Suzuki wurde fast Konstrukteurs-Weltmeister?
Übrigens: Trotz des seit Jahren andauernden marktmässigen Abstiegs in Europa sieht es 2020 sah es bis zuletzt so aus, als würde Suzuki nach der Fahrer-WM mit Joan Mir und der Team-WM mit Suzuki Ecstar auch den Konstrukteurs-Titel abräumen. Der Stand vor dem WM-Finale in Portimão lautete: 1. Suzuki und Ducati, je 201 Punkte. 3. Yamaha, 188. 4. KTM, 175. Das letzte Mal, als die Hersteller-Krone bei Suzuki in Hamamatsu landete, war in der Steinzeit bzw. 1982. Doch auch diesmal klappte es nicht. Mir gab ohne Traktionskontrolle auf und Rins fiel bis auf Rang 15 zurück. Damit landete Suzuki schliesslich hinter Ducati und Yamaha auf Rang 3.
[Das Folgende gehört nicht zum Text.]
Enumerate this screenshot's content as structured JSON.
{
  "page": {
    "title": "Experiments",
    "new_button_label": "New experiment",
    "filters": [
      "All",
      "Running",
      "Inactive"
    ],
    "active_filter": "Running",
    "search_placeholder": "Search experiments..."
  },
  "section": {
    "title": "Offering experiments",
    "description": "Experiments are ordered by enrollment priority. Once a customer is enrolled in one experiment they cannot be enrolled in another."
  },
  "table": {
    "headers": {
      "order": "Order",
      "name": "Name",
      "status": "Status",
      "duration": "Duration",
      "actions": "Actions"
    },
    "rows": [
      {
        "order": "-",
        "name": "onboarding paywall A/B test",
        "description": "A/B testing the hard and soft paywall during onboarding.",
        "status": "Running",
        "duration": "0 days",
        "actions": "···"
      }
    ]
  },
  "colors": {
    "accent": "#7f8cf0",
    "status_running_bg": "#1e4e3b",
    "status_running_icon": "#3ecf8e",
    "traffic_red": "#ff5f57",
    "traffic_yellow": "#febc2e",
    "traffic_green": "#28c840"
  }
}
Und wer weiss: Vielleicht erbarmt sich ja Hamamatsu nach dem WM-Topferfolg wieder uns armen Europäern und bringt in Bälde wieder ein paar neue oder gründlich überarbeitete Modelle für die immer noch zweifellos vorhandene, treue Suzuki-Kundschaft.
Die bisherigen Suzuki-Weltmeister:
500cm3 / MotoGP: Joan Mir (2020), Kenny Roberts Jr. (2000), Kevin Schwantz (1993), Marco Lucchinelli (1981), Franco Uncini (1982), Barry Sheene (1976/77).
125 cm3: Dieter Braun (1970), Hugh Anderson (1963/65).
50 cm3: Hans-Georg Anscheidt (1966/67/68), Hugh Anderson (1963/64), Ernst Degner (1962).